Israel's Arabs are a special case. We are not dealing with just a majority and a minority, but rather, a minority with the mentality of a majority vis-à-vis a Jewish majority with the mentality of a minority.
'Radicalization prompted by Oslo"
Schueftan says that local Arabs are not holding on to their Israeli citizenship based on a desire to form a joint Israeli identity.

"For them, the joint identity's objective is to water down the state's Jewish democratic identity. The determination not to lose their citizenship stems from the realization that no Arab regime will grant them the lifestyle they can maintain in Israel, thanks to the Jewish majority," he says.

This radical doctrine, Schueftan says, is not only endorsed by the older generation, which experienced the Nakba or heard about it from its parents.

"The younger and more educated the generation, the deeper it was educated in line with the perception that the struggle against the Jewish nation-state is part of its identity," he says. "We're reached the point where an overwhelming part of the Arab public already internalized this identity."

When did this process start?

"The infrastructure existed a while ago, but the radicalization was prompted by the Oslo process. Just when it appeared that we were willing to pay a high price in order to preserve Israel's Jewish democratic character, the Arabs in Israel woke up and asked: 'What about us?'"

"During the Oslo era, the Arab leadership learned to recite slogans associated with human rights and pluralism at the service of an idea meant to strip the Jewish people of its right for self-determination in its own nation state."

Schueftan says that Arab Israelis did not turn to terrorism for the most part, because they understood that the "domestic political struggle against the State's Jewish character is the only effective means still left for them."

Local Arabs are increasingly electing radical representatives, he says, and their elites are committed to the "more radical version of the struggle against the Jewish state."
"In the political arena, the radicals are almost the only ones who are given expression, and the general public is willing to reconcile itself to the unavoidable outcome – the Jewish public shapes its relations with the Arabs on the basis of the radical doctrine openly presented by the Arab leaders," Schueftan says.


Yet the greatest responsibility for the current state of affairs is born not by a politician, but rather, by Arab-Israeli actor and director Mohammad Bakri, Schueftan says.
"He's the one who granted full legitimacy to the armed Palestinian struggle against Israel and showed understanding to terrorism against its citizens," he says

So what does Israel have to do in the face of this grim assessment?


"First, we must recognize the fact that this is the reality," Schueftan says. "We must thwart their aims to destroy our national enterprise and to do this through democratic means. We have no interest in adopting means that would erode Israel's open society in a manner that hurts us more."

""Israel affords more freedom to sympathize with the enemy than what is granted to any minority in any democratic state, but we learned to cope with this risk," he says. "It has proven to be a calculated risk. A byproduct of this tendency is better familiarity by the Jewish public with the political characteristics of the Arab collective, in a manner that will prevent us from deluding ourselves about the nature of the struggle between the peoples."

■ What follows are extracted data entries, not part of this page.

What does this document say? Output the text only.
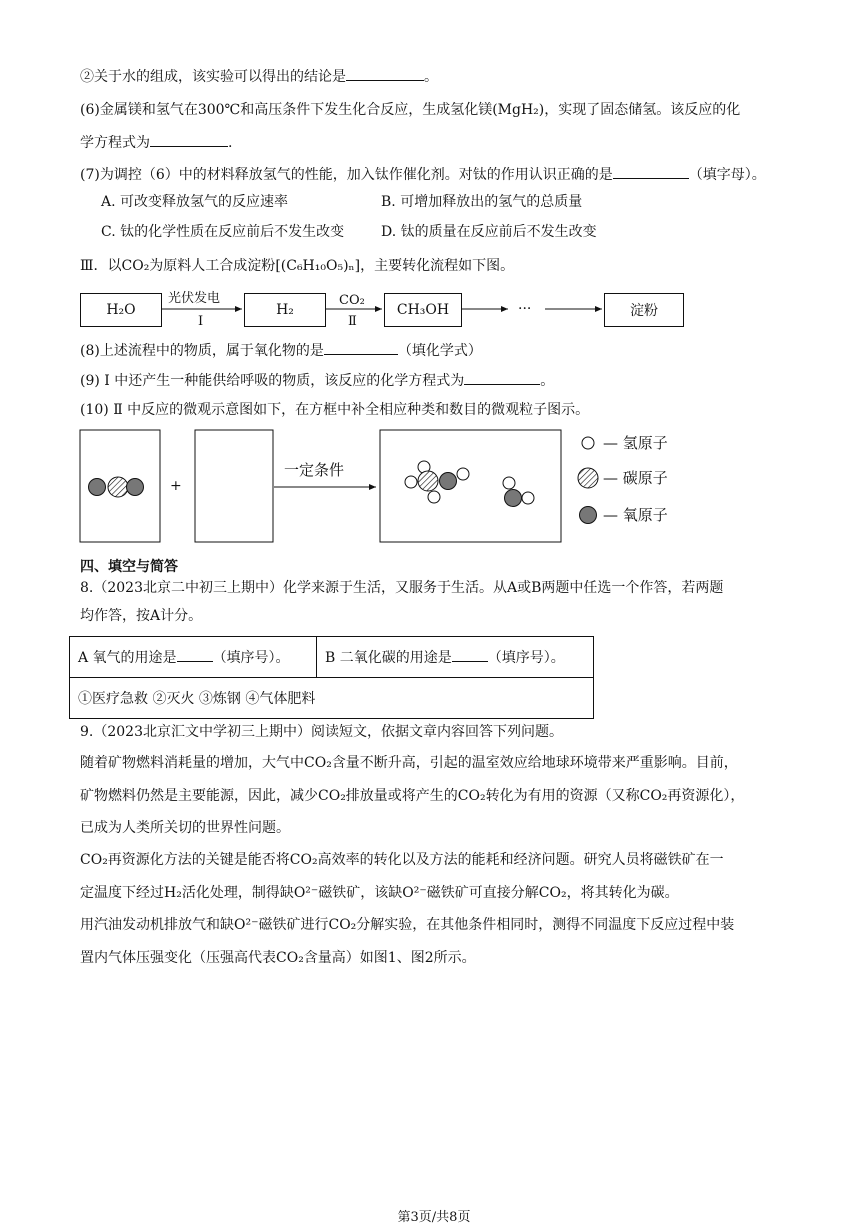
②关于水的组成，该实验可以得出的结论是	。
(6)金属镁和氢气在300℃和高压条件下发生化合反应，生成氢化镁(MgH₂)，实现了固态储氢。该反应的化
学方程式为	.
(7)为调控（6）中的材料释放氢气的性能，加入钛作催化剂。对钛的作用认识正确的是	（填字母）。
A. 可改变释放氢气的反应速率	B. 可增加释放出的氢气的总质量
C. 钛的化学性质在反应前后不发生改变	D. 钛的质量在反应前后不发生改变
Ⅲ．以CO₂为原料人工合成淀粉[(C₆H₁₀O₅)ₙ]，主要转化流程如下图。
H₂O	H₂	CH₃OH	淀粉
光伏发电
Ⅰ
CO₂
Ⅱ
···
(8)上述流程中的物质，属于氧化物的是	（填化学式）
(9) Ⅰ 中还产生一种能供给呼吸的物质，该反应的化学方程式为	。
(10) Ⅱ 中反应的微观示意图如下，在方框中补全相应种类和数目的微观粒子图示。
+
一定条件
— 氢原子
— 碳原子
— 氧原子
四、填空与简答
8.（2023北京二中初三上期中）化学来源于生活，又服务于生活。从A或B两题中任选一个作答，若两题
均作答，按A计分。
A 氧气的用途是	（填序号）。	B 二氧化碳的用途是	（填序号）。
①医疗急救 ②灭火 ③炼钢 ④气体肥料
9.（2023北京汇文中学初三上期中）阅读短文，依据文章内容回答下列问题。
随着矿物燃料消耗量的增加，大气中CO₂含量不断升高，引起的温室效应给地球环境带来严重影响。目前，
矿物燃料仍然是主要能源，因此，减少CO₂排放量或将产生的CO₂转化为有用的资源（又称CO₂再资源化），
已成为人类所关切的世界性问题。
CO₂再资源化方法的关键是能否将CO₂高效率的转化以及方法的能耗和经济问题。研究人员将磁铁矿在一
定温度下经过H₂活化处理，制得缺O²⁻磁铁矿，该缺O²⁻磁铁矿可直接分解CO₂，将其转化为碳。
用汽油发动机排放气和缺O²⁻磁铁矿进行CO₂分解实验，在其他条件相同时，测得不同温度下反应过程中装
置内气体压强变化（压强高代表CO₂含量高）如图1、图2所示。
第3页/共8页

Towards the end of his book, Schueftan again addresses full disengagement from the Palestinians, which he views as a must not only in order to maintain Israel's Jewish-democratic character, but also in order to prevent the Arab minority's radicalization.

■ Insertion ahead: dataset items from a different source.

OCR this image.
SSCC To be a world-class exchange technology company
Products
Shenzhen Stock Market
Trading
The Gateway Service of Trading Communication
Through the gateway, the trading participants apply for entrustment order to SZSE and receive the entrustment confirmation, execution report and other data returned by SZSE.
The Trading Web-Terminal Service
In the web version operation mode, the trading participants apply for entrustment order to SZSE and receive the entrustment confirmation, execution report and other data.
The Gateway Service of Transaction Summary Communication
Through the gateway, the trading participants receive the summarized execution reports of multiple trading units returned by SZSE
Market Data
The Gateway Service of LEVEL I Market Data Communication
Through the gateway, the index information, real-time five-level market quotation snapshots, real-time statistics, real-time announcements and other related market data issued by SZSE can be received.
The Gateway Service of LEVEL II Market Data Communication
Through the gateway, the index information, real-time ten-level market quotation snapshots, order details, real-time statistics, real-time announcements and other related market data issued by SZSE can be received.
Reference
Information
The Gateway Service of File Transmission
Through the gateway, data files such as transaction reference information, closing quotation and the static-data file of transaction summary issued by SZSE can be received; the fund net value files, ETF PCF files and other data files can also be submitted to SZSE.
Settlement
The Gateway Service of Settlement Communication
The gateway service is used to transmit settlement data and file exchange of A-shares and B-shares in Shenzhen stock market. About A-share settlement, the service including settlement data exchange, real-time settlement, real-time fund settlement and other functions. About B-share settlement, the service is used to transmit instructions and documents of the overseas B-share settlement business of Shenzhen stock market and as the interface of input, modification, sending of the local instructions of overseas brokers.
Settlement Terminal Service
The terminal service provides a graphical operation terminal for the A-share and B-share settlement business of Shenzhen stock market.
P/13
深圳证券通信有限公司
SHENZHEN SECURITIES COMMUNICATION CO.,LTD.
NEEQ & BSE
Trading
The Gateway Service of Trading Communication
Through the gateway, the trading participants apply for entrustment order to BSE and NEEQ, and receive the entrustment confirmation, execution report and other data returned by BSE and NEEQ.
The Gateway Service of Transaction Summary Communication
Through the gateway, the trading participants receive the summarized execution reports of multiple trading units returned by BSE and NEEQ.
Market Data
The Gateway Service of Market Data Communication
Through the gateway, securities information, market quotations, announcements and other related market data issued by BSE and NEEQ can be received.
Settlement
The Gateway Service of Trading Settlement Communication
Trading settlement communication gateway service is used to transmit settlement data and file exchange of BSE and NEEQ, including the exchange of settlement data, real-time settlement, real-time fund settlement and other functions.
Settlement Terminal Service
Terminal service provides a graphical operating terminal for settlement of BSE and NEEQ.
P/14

"It's not a strategy, but rather, a policy that would minimize the damage. The main move that serves the damage control aim is a separation process, disengagement from the Palestinians in the territories via a buffer zone, and physical separation – including in Jerusalem – in order to disconnect the radical trends of the Arabs in Israel from the hinterland supporting their struggle in the territories," he says. "This process won't stop the solidarity between the two parts of the Palestinian people, but it will make it more difficult to turn elements within the Green Line into agents of the Palestinian struggle against Israel."